In HTML and JSON, the filenames for classes were just the class name. If you had a template specialization, this would cause problems In HTML, we’d get duplicate HTML resulting in wonky web pages. In JSON, we’d get a fatal error from the JSON parser since there were two sets of top level braces. I used ItaniumMangleContext to generate mangled names we could use for the filenames.

Pull Requests

Here are the pull requests I made for refactors during the project:

Overview

I implemented a new JSON generator that will serve as the basis for Clang-Doc’s documentation generation. This will vastly reduce overall lines of code and maintenance burdens.
I added a lot of tests to increase code coverage and ensure we are serializing all the information necessary for high-quality documentation.
I refactored our comment handling to streamline the logic that handles them and for better output in the HTML.
I also explored options for rendering Markdown and began an implementation for a parser that I plan on working on in the future.
Along the way, I also did some refactoring to improve code reuse and improved maintenance burdens by reducing boilerplate code.

After my work this summer, Clang-Doc is nearly ready to switch to HTML generation via Mustache templates, which will be a huge milestone. It is backed by the JSON generator which will allow for a much more flexible architecture that will change how we generate other documentation formats like our existing Markdown backend. All of this was achieved without compromising the performance of documentation generation. I also hope that future contributors have an easier time than I did learning about and working with Clang-Doc. The threshold for contributing was high due to a disjointed architecture.

I’m also very excited to present my work and showcase Clang-Doc at this year’s LLVM Dev Meeting during a technical talk. This is the first time I’ll be presenting at a conference and I didn’t expect to have the opportunity when I started at the beginning of the summer.

Over the summer, I addressed these issues:

Future Work

These are issues that I identified over the summer that I wasn’t able to address but would benefit from community discussion and contribution.

Doxygen Grouping

Doxygen has a very useful grouping feature that allows structures to be grouped under a custom heading or on separate pages. You can see it in llvm::sys::path. We opened up an issue for Clang to track this issue, which ended up being a duplicate of this issue.
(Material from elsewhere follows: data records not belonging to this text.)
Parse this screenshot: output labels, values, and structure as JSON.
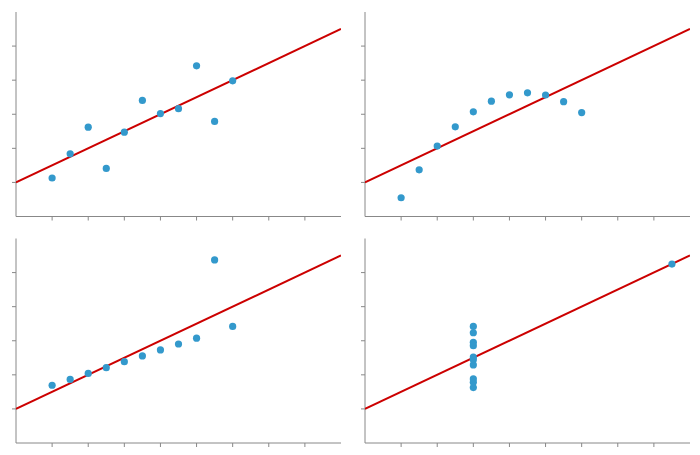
{
  "chart_data": [
    {
      "type": "scatter",
      "xlim": [
        2,
        20
      ],
      "ylim": [
        2,
        14
      ],
      "xticks": [
        4,
        6,
        8,
        10,
        12,
        14,
        16,
        18
      ],
      "yticks": [
        4,
        6,
        8,
        10,
        12
      ],
      "grid": false,
      "tick_labels": false,
      "series": [
        {
          "type": "line",
          "color": "#CC0000",
          "x": [
            2,
            20
          ],
          "values": [
            4.0003,
            13.0021
          ]
        },
        {
          "type": "scatter",
          "color": "#3399CC",
          "marker": "circle",
          "x": [
            10,
            8,
            13,
            9,
            11,
            14,
            6,
            4,
            12,
            7,
            5
          ],
          "values": [
            8.04,
            6.95,
            7.58,
            8.81,
            8.33,
            9.96,
            7.24,
            4.26,
            10.84,
            4.82,
            5.68
          ]
        }
      ]
    },
    {
      "type": "scatter",
      "xlim": [
        2,
        20
      ],
      "ylim": [
        2,
        14
      ],
      "xticks": [
        4,
        6,
        8,
        10,
        12,
        14,
        16,
        18
      ],
      "yticks": [
        4,
        6,
        8,
        10,
        12
      ],
      "grid": false,
      "tick_labels": false,
      "series": [
        {
          "type": "line",
          "color": "#CC0000",
          "x": [
            2,
            20
          ],
          "values": [
            4.0003,
            13.0021
          ]
        },
        {
          "type": "scatter",
          "color": "#3399CC",
          "marker": "circle",
          "x": [
            10,
            8,
            13,
            9,
            11,
            14,
            6,
            4,
            12,
            7,
            5
          ],
          "values": [
            9.14,
            8.14,
            8.74,
            8.77,
            9.26,
            8.1,
            6.13,
            3.1,
            9.13,
            7.26,
            4.74
          ]
        }
      ]
    },
    {
      "type": "scatter",
      "xlim": [
        2,
        20
      ],
      "ylim": [
        2,
        14
      ],
      "xticks": [
        4,
        6,
        8,
        10,
        12,
        14,
        16,
        18
      ],
      "yticks": [
        4,
        6,
        8,
        10,
        12
      ],
      "grid": false,
      "tick_labels": false,
      "series": [
        {
          "type": "line",
          "color": "#CC0000",
          "x": [
            2,
            20
          ],
          "values": [
            4.0003,
            13.0021
          ]
        },
        {
          "type": "scatter",
          "color": "#3399CC",
          "marker": "circle",
          "x": [
            10,
            8,
            13,
            9,
            11,
            14,
            6,
            4,
            12,
            7,
            5
          ],
          "values": [
            7.46,
            6.77,
            12.74,
            7.11,
            7.81,
            8.84,
            6.08,
            5.39,
            8.15,
            6.42,
            5.73
          ]
        }
      ]
    },
    {
      "type": "scatter",
      "xlim": [
        2,
        20
      ],
      "ylim": [
        2,
        14
      ],
      "xticks": [
        4,
        6,
        8,
        10,
        12,
        14,
        16,
        18
      ],
      "yticks": [
        4,
        6,
        8,
        10,
        12
      ],
      "grid": false,
      "tick_labels": false,
      "series": [
        {
          "type": "line",
          "color": "#CC0000",
          "x": [
            2,
            20
          ],
          "values": [
            4.0003,
            13.0021
          ]
        },
        {
          "type": "scatter",
          "color": "#3399CC",
          "marker": "circle",
          "x": [
            8,
            8,
            8,
            8,
            8,
            8,
            8,
            19,
            8,
            8,
            8
          ],
          "values": [
            6.58,
            5.76,
            7.71,
            8.84,
            8.47,
            7.04,
            5.25,
            12.5,
            5.56,
            7.91,
            6.89
          ]
        }
      ]
    }
  ]
}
There would most likely have to be some major changes to Clang’s comment parsing and Clang’s own parsing. That’s because a lot of the group opening tokens in Clang are free-floating, like so:

/// @{

class Foo {};

That @{ doesn’t attach to a Decl; only comments directly above a declaration are attached to a Decl in the AST. My mentors wisely advised that this would be too much to even consider this summer, and could probably be its own GSoC project.

Cross-referencing

In Doxygen you can use the @copydoc command to copy the documentation from one entity to another. Doxygen also displays where an entity is referenced, like where a function is invoked. Clang-Doc currently has no support for this kind of behavior.

Clang-Doc would need a preprocessing step where any reference to another entity is identified and then resolved somewhere. One of my mentors pointed out that it would be great to do during the reduction step where every Info is being visited anyways. This actually wasn’t something I had even considered in my proposal besides identifying that @copydoc wasn’t supported by the comment parser. It’s a common feature of modern documentation, so hopefully someday soon Clang-Doc can acquire it.

Acknowledgements

Thank you very much to my mentors Paul Kirth and Petr Hosek for guiding me and advising me in this project. I learned so much from review feedback and our conversations. I would not be presenting at the Dev Meeting if not for the encouragement you both gave.